Firstly, we should note that WWE is the major game in town anymore, and has the vast majority of fan attention. As a grown man with a full-time job, side hustles, and relationships to maintain, I cannot give 5 hours of my attention to the companies weekly programming, nor to the NXT content that is produced weekly. I keep up on it by reading news and results and watching when I can, and one thing that has stuck in my craw is the lack of pumping up new main roster wrestlers or personalities, and I blame this on the way that WWE, and most likely Triple H, view NXT.
NXT is well regarded by hardcore wrestling fans for it’s logical storytelling, fleshed out characters, and great in-ring action, but those same fans often fail to acknowledge that NXT is a niche product, only presented to the less than 2 million subscribers of WWE Network, many of whom, such as myself, don’t view it. This is an issue, as it is the formative, minor league arm of WWE, but many within the company view it as a brand on par with their Raw and Smackdown shows, which is very misguided.
It is this thought process that leads the company to doing no more than having these NXT wrestlers show up on the main roster, expecting most fans to know who they are, know their journey and backstory, and be excited for their arrival.

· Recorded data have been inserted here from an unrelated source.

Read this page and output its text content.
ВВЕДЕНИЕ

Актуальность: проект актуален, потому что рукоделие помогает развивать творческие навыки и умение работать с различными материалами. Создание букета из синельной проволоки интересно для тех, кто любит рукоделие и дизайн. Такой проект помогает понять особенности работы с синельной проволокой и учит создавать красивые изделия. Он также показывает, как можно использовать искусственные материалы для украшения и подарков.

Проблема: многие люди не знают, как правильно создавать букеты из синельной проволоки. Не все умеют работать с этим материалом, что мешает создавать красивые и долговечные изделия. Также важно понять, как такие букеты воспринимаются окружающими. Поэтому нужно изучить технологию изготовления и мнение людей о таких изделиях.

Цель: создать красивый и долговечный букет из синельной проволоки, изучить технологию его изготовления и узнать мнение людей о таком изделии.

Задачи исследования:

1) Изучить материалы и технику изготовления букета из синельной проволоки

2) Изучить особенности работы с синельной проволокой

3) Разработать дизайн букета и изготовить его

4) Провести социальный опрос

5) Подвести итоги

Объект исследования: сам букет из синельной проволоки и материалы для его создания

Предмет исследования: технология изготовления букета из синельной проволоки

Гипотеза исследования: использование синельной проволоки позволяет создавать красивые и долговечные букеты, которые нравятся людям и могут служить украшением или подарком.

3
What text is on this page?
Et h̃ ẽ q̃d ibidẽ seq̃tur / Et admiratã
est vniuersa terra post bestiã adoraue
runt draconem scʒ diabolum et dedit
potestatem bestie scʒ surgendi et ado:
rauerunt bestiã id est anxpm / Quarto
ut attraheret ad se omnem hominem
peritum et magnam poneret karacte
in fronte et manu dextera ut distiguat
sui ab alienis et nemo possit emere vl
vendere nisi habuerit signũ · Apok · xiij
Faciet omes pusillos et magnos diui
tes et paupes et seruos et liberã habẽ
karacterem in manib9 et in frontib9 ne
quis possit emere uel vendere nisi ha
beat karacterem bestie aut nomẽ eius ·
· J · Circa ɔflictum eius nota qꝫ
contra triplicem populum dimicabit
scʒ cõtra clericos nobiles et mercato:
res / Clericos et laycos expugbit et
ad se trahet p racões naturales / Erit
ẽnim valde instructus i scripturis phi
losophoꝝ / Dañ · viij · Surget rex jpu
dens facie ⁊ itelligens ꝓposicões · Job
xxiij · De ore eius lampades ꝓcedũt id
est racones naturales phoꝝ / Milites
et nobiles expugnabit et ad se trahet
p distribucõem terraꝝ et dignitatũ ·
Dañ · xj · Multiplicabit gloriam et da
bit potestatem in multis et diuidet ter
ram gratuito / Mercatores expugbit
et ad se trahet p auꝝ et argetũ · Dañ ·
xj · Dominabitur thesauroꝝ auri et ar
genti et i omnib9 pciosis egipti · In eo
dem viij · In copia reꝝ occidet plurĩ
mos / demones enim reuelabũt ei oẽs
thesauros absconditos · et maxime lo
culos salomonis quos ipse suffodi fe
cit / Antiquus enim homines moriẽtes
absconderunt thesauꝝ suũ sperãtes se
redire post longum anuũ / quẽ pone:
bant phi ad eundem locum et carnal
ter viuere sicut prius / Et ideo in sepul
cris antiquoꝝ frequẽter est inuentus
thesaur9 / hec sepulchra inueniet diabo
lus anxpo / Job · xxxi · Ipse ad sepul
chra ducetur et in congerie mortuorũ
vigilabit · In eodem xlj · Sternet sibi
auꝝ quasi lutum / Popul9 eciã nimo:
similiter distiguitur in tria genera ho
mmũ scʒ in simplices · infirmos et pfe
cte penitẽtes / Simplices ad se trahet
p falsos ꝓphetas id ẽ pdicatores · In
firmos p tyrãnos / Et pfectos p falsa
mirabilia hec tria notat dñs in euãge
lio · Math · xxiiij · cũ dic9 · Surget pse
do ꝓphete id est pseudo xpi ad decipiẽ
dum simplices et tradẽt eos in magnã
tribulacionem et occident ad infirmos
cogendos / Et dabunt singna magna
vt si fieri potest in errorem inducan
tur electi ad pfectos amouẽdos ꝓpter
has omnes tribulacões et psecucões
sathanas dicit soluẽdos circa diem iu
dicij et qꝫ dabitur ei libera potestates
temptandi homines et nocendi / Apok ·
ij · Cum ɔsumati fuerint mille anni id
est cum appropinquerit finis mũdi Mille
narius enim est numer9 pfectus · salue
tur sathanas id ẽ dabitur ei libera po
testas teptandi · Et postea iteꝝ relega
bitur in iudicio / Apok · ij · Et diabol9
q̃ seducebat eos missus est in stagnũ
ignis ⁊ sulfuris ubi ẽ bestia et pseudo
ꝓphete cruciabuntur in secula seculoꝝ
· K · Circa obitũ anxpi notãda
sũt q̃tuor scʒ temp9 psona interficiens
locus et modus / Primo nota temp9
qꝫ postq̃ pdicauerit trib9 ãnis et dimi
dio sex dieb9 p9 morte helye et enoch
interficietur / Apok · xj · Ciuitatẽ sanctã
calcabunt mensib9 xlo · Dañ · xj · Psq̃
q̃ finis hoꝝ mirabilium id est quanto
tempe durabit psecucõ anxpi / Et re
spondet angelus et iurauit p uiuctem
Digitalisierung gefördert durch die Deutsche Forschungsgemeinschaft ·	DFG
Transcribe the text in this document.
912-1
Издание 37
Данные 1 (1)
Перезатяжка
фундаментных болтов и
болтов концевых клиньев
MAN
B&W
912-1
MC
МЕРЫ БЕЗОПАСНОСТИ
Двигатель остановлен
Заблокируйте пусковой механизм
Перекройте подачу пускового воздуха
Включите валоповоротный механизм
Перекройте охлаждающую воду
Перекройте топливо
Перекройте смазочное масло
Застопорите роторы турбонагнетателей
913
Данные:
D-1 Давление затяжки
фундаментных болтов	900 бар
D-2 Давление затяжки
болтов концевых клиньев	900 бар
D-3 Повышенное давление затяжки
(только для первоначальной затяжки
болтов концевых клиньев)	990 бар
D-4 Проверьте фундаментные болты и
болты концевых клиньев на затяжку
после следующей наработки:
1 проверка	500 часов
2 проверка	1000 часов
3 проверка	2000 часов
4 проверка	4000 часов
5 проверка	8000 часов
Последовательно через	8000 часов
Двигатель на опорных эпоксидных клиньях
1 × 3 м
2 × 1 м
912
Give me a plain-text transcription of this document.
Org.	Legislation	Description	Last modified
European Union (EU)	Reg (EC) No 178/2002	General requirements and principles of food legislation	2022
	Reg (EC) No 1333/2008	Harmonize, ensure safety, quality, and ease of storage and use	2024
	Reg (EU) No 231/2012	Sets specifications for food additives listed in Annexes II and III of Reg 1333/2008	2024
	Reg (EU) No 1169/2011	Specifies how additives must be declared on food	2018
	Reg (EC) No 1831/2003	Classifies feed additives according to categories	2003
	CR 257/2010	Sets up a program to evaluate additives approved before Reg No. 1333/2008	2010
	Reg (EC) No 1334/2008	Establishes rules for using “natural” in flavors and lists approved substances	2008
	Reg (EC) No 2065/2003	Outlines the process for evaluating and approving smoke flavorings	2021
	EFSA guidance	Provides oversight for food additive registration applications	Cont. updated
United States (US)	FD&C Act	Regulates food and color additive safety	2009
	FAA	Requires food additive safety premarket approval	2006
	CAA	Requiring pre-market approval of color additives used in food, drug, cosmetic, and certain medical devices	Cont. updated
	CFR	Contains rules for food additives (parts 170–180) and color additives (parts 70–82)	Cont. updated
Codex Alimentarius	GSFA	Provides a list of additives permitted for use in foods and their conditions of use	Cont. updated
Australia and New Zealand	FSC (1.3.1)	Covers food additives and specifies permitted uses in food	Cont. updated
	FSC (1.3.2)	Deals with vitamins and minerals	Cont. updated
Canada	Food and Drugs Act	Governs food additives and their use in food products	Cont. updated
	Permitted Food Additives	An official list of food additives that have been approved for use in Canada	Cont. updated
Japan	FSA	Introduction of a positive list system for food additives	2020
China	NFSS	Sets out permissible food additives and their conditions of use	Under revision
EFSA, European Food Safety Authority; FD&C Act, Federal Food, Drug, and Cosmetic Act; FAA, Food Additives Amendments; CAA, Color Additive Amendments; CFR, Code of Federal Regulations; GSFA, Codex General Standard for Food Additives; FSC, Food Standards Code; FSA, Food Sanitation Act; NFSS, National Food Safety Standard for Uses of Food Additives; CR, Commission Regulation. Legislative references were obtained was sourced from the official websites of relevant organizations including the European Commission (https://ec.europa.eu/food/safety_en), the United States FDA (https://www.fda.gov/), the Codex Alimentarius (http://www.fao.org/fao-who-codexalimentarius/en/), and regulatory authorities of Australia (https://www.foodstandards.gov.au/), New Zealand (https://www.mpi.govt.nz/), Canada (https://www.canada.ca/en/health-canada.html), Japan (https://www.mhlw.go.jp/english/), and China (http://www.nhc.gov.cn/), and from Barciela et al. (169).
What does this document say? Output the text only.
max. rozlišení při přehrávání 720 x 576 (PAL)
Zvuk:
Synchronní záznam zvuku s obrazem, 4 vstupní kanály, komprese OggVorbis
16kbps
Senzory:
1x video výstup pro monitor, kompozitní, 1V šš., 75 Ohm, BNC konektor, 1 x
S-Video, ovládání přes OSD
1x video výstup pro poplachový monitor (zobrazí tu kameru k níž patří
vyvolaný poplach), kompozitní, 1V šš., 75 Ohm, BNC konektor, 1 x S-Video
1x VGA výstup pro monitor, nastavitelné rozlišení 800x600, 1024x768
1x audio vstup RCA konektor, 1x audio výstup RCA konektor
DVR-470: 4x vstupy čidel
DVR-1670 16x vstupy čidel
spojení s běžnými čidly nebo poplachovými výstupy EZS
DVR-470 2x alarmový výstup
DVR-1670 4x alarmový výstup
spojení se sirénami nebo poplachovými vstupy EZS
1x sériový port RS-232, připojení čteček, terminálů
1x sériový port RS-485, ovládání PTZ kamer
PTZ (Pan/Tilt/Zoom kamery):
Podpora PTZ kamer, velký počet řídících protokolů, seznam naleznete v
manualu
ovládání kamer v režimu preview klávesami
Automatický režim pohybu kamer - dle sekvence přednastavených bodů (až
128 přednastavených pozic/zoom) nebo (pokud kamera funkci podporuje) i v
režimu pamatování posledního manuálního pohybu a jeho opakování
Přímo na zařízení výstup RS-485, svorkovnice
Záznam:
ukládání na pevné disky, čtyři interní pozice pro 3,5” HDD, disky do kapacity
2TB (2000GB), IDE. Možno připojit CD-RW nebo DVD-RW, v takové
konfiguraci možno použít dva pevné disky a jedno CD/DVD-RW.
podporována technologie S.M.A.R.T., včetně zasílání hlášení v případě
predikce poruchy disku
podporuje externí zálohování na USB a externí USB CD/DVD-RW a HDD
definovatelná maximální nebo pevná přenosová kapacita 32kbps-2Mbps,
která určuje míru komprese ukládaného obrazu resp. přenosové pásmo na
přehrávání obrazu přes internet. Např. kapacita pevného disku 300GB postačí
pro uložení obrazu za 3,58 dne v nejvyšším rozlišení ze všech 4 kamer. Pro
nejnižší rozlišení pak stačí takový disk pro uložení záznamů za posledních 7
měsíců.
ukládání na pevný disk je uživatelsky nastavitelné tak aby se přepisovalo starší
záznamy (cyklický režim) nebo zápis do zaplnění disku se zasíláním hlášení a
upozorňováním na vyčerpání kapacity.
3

This is lunacy
For years, WWE introduced new personalities through the use of vignettes that would play for weeks or even months, building up anticipation for a wrestler’s debut while also explaining their character and adding depth. Think of the classic vignettes to build up Ted DiBiase, Mr. Perfect, Razor Ramon, Goldust, Val Venis, Kurt Angle, and even Nathan Jones. Before these characters ever stepped foot in the ring, fans knew who they were, what to expect, and even their heel/face alignment.
The current model of having generic music played while a strange individual walks out onto the main roster stage to cheers from neck beards and indifference from everyone else is a far cry from what we used to get. It is not the fault of the wrestlers, but is definitely an issue with management who decide to just throw these performers into the fray without any proper build up or exposure to their wider audience. It can be simply remedied by filming some vignettes and promos at the performance center, but it’s been years or this same issue and nothing has changed.